Jim Acosta uses guilt by association against Andrew Yang

One of the things that fascinated me about conservative media when I first made the journey from Democrat to conservative was the fact that conservative media hosts enjoyed having leftists on their shows so that they could debate ideas. Having lived on a steady diet of NPR for years, this was a big change for me. Throughout the ’90s and early 2000s, NPR relied almost entirely on people who shared their views, with a few tame Republicans thrown in for “balance.” I found this conservative willingness to debate very attractive. Jim Acosta, however, does not. Instead, he roundly scolded Andrew Yang for daring to talk to Tucker Carlson.

I do not like Andrew Yang’s political ideas, as I made clear here. Nevertheless, because Yang is starting a new party that purports to be centrist (it’s not), he made a very wise decision to speak with the conservative media’s most popular host. Moreover, he treated both Tucker and Tucker’s audience with respect—as Tucker treated him with respect.

Indeed, Tucker often has people with different political views on his show, provided there’s at least some point of intersection with conservatives. Thus, Glen Greenwald, a leftist who nevertheless believes in the First Amendment and fears big government, is a regular. Likewise, Tucker had an extended conversation with Naomi Wolf, another hard leftist who also believes in the First Amendment and is worried about government overreach. Tucker’s conversations with these and other guests who don’t track his ideas perfectly are civil and interesting.

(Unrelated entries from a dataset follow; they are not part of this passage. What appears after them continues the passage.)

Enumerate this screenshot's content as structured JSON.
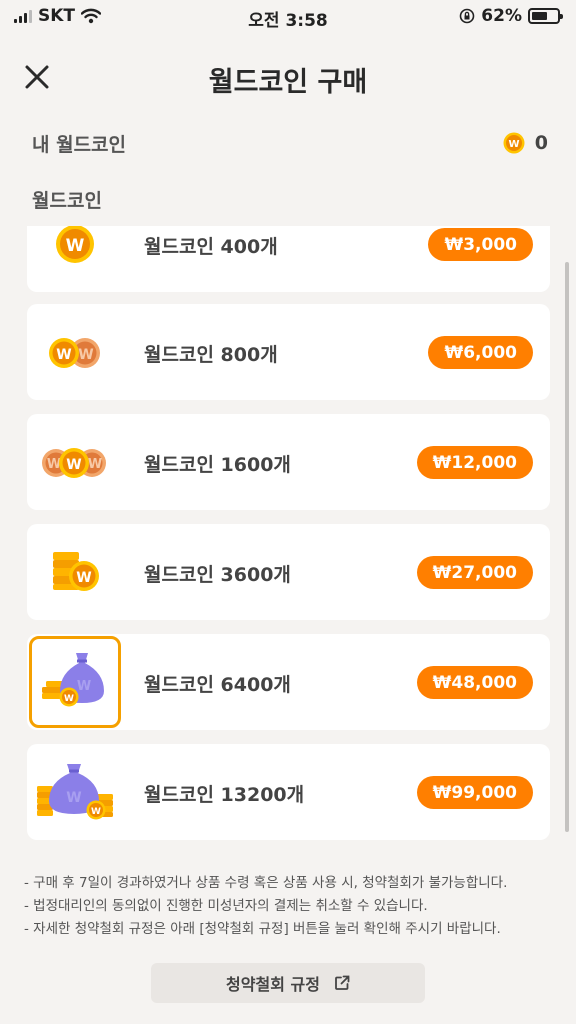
{
  "status": {
    "carrier": "SKT",
    "time": "오전 3:58",
    "battery": "62%",
    "battery_level": 0.62
  },
  "header": {
    "title": "월드코인 구매"
  },
  "balance": {
    "label": "내 월드코인",
    "value": "0"
  },
  "section": {
    "label": "월드코인"
  },
  "products": [
    {
      "name": "월드코인 400개",
      "price": "₩3,000"
    },
    {
      "name": "월드코인 800개",
      "price": "₩6,000"
    },
    {
      "name": "월드코인 1600개",
      "price": "₩12,000"
    },
    {
      "name": "월드코인 3600개",
      "price": "₩27,000"
    },
    {
      "name": "월드코인 6400개",
      "price": "₩48,000"
    },
    {
      "name": "월드코인 13200개",
      "price": "₩99,000"
    }
  ],
  "coin_letter": "W",
  "notes": [
    "- 구매 후 7일이 경과하였거나 상품 수령 혹은 상품 사용 시, 청약철회가 불가능합니다.",
    "- 법정대리인의 동의없이 진행한 미성년자의 결제는 취소할 수 있습니다.",
    "- 자세한 청약철회 규정은 아래 [청약철회 규정] 버튼을 눌러 확인해 주시기 바랍니다."
  ],
  "policy_button": {
    "label": "청약철회 규정"
  },
  "colors": {
    "accent": "#ff7f00",
    "coin": "#f5a000",
    "bag": "#8b7fe8",
    "selected_border": "#f5a000"
  }
}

To CNN’s Jim Acosta, though, Yang tainted himself by fraternizing with the enemy:

CNN anchor Jim Acosta slammed Democratic politician Andrew Yang on Saturday afternoon for going on Tucker Carlson’s show because the Fox News host is ‘just a bad person’ and questioned Yang as to why he would even do it.

In his Tucker Carlson Today segment with the lightning-rod host, which aired on Wednesday night, Carlson praised the writings of Ted Kaczynski, the Unabomber, in what CNN called a ‘bizarre comment’.

Yang later sat down with Acosta, who seemed baffled at the former presidential candidate’s decision to go on Carlson’s show.

‘I mean Andrew I just have to ask. Tucker Carlson... Let’s just say he’s just a bad person and he represents so much of what is wrong in television news these days. You know this all too well.

‘He spouts off white nationalist talking points. So why would you even go on his show and why didn’t you go after him when he’s citing the Unabomber and talking just crazy stuff?’ Acosta asked.

If you’re wondering whether Tucker was announcing that it’s time we all following the Unabomber and blow up things, he was not. Instead, he said that, while Ted Kaczynski was a “bad person,” Kaczynski understood “the way systems work.” Said Tucker, “His argument is that large organizations over time morph into purely self-preservation projects. A big system, in the end, protects itself and that’s kind of all it does.” 

That is, indeed, an accurate analysis and one only must look at our federal government to realize that. What made Kaczynski different from Tucker or anyone else who opposes a government that’s gotten too big is that we are not mailing letter bombs. Even bad people can have smart insights. The problem is that the bad people use those insights in a crazed, violent manner.

As for those alleged “White nationalist” talking points, we all know that this is false. Tucker, without any racism towards those people pouring across our Southern border, objects to Biden’s open borders policy because it is a deliberate and illegal attempt to flood the country with future Democrat voters to overwhelm those Americans, of any race or creed, who don’t support the Democrats.

Yang refused to back down, telling Acosta,

‘We have to...try to take the temperature of the country down.

‘The only way to do that is to reach out to people where they are. You know Tucker commands a massive audience and if you wanted to try to build a unifying popular movement that does call attention to the fact that our system’s not working, really for anyone, you have to reach out. And that’s what I was doing on that show.’

By the way, I have an idea why Acosta finds the idea of facing off against a conservative so horrifying. One of the things I loved about Dennis Prager’s show was his statement, “I prefer clarity to agreement,” and he really meant that. Back in the early 2000s, when I was ferrying children around and listening to the radio in the car, every time a courageous leftist appeared on his show, Prager would politely force the guest to abandon slogans and platitudes and, instead, really hone in on their core principles.

Several times, this exercise ended with the guest saying to Prager something along the lines of, “You know what, I think I agree with you on that point.” And that’s why Acosta must do everything in his power to keep leftists from engaging in polite, long-form discussions with smart, principled conservatives.

Image: Acosta and Yang. YouTube screen grab.